Considerando que a presente providência cautelar é requerida pedido de adoção de medidas cautelares formulado pelo Estado Francês, no âmbito dos mecanismos de assistência mútua, cumpre fazer referência à Diretiva 2010/24/EU, de 16 de março, que instituiu os referidos mecanismos e que permitem à Administração Fiscal de um Estado obter, junto das autoridades fiscais competentes de qualquer um dos outros Estados membros da União Europeia, informações consideradas úteis para a cobrança e a notificação ao devedor de todos os atos e decisões, bem como a cobrança ou a adoção de medidas cautelares relativamente aos créditos fiscais.

O âmbito de aplicação desta Diretiva passa a ser muito amplo («todos os impostos, independentemente da sua natureza»), não se recorrendo a nenhum elenco taxativo, abrangendo-se igualmente sanções, multas, taxas e sobretaxas de natureza administrativa respeitantes a créditos para os quais possa ser solicitada assistência mútua, mas excluindo-se, por outro lado, expressamente as contribuições obrigatórias para a segurança social.

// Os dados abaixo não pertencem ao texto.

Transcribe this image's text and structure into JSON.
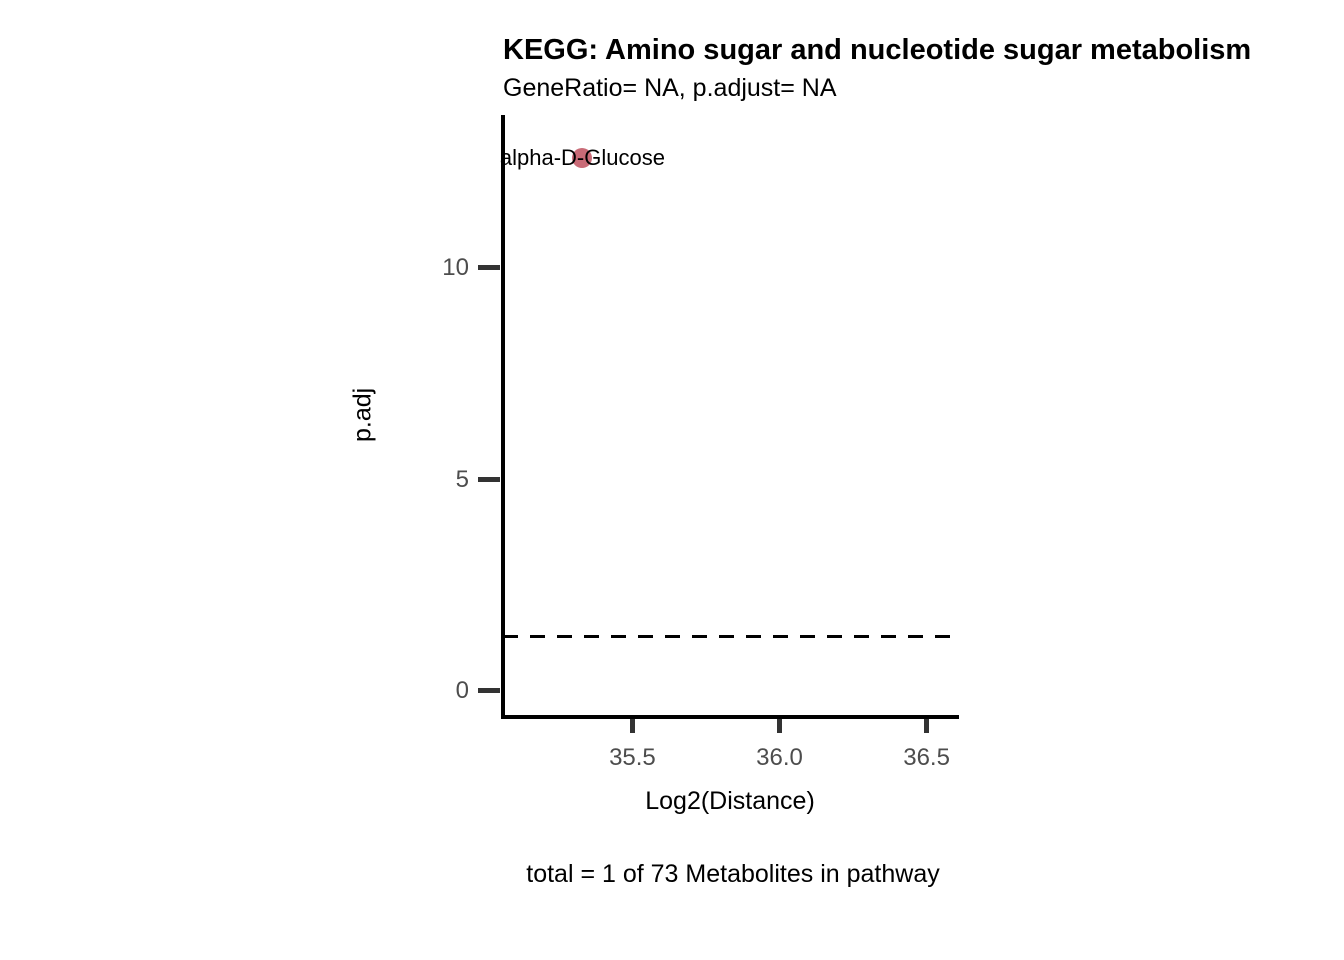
{
  "chart_data": {
    "type": "scatter",
    "title": "KEGG: Amino sugar and nucleotide sugar metabolism",
    "subtitle": "GeneRatio= NA, p.adjust= NA",
    "xlabel": "Log2(Distance)",
    "ylabel": "p.adj",
    "caption": "total = 1 of 73 Metabolites in pathway",
    "points": [
      {
        "label": "alpha-D-Glucose",
        "x": 35.33,
        "y": 12.6
      }
    ],
    "point_color": "#c96b77",
    "point_label_color": "#000000",
    "hline": {
      "y": 1.3,
      "style": "dashed",
      "color": "#000000"
    },
    "x_ticks": [
      {
        "value": 35.5,
        "label": "35.5"
      },
      {
        "value": 36.0,
        "label": "36.0"
      },
      {
        "value": 36.5,
        "label": "36.5"
      }
    ],
    "y_ticks": [
      {
        "value": 0,
        "label": "0"
      },
      {
        "value": 5,
        "label": "5"
      },
      {
        "value": 10,
        "label": "10"
      }
    ],
    "xlim": [
      35.06,
      36.6
    ],
    "ylim": [
      -0.61,
      13.62
    ],
    "grid": false,
    "legend": "none",
    "axis_color": "#000000",
    "tick_color": "#333333",
    "tick_label_color": "#4d4d4d",
    "background": "#ffffff"
  }
}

A Diretiva foi transposta para o ordenamento jurídico português pelo Decreto-Lei nº 263/2012 de 20 de dezembro.

De acordo com o disposto no artigo 23º do referido Decreto-Lei:

"1 A pedido de uma autoridade competente de outro Estado Membro, as autoridades nacionais a que se refere o artigo 5º promovem a cobrança dos créditos abrangidos pelo artigo 3º que sejam objeto de um título executivo uniforme.
2 O título executivo uniforme, que acompanha o pedido de cobrança, constitui base jurídica apta e suficiente para a execução da cobrança ou a adoção de medidas cautelares em território nacional".

O artigo 26º do mesmo diploma, sob a epígrafe: “Medidas Cautelares a pedido de outro Estado-Membro”, dispõe o seguinte:

1 - A pedido de uma autoridade competente de outro Estado-Membro, as autoridades nacionais a que se refere o artigo 5.º adotam as providências cautelares admitidas nas disposições

legislativas nacionais para garantir a cobrança de qualquer dos créditos abrangidos pelo artigo 3.º, caso se verifique alguma das seguintes circunstâncias:
a) O crédito em causa ou o respetivo título executivo naquele Estado-Membro tenham sido objeto de contestação no momento em que o pedido é efetuado;
b) O crédito não tenha ainda sido objeto de um título executivo, mas o direito interno e as práticas administrativas do Estado-Membro requerente admitam a adoção de medidas cautelares nesta situação.
2 - O pedido de adoção de medidas cautelares pode ser acompanhado de outros documentos respeitantes ao crédito em causa, emitidos pelo Estado-Membro requerente.
3 - Nas circunstâncias a que se refere a alínea b) do n.º 1, o documento relativo à aplicação de medidas cautelares no Estado-Membro requerente é anexado ao pedido de adoção de medidas cautelares, não estando sujeito a nenhum ato adicional de reconhecimento, completamento ou substituição em território nacional.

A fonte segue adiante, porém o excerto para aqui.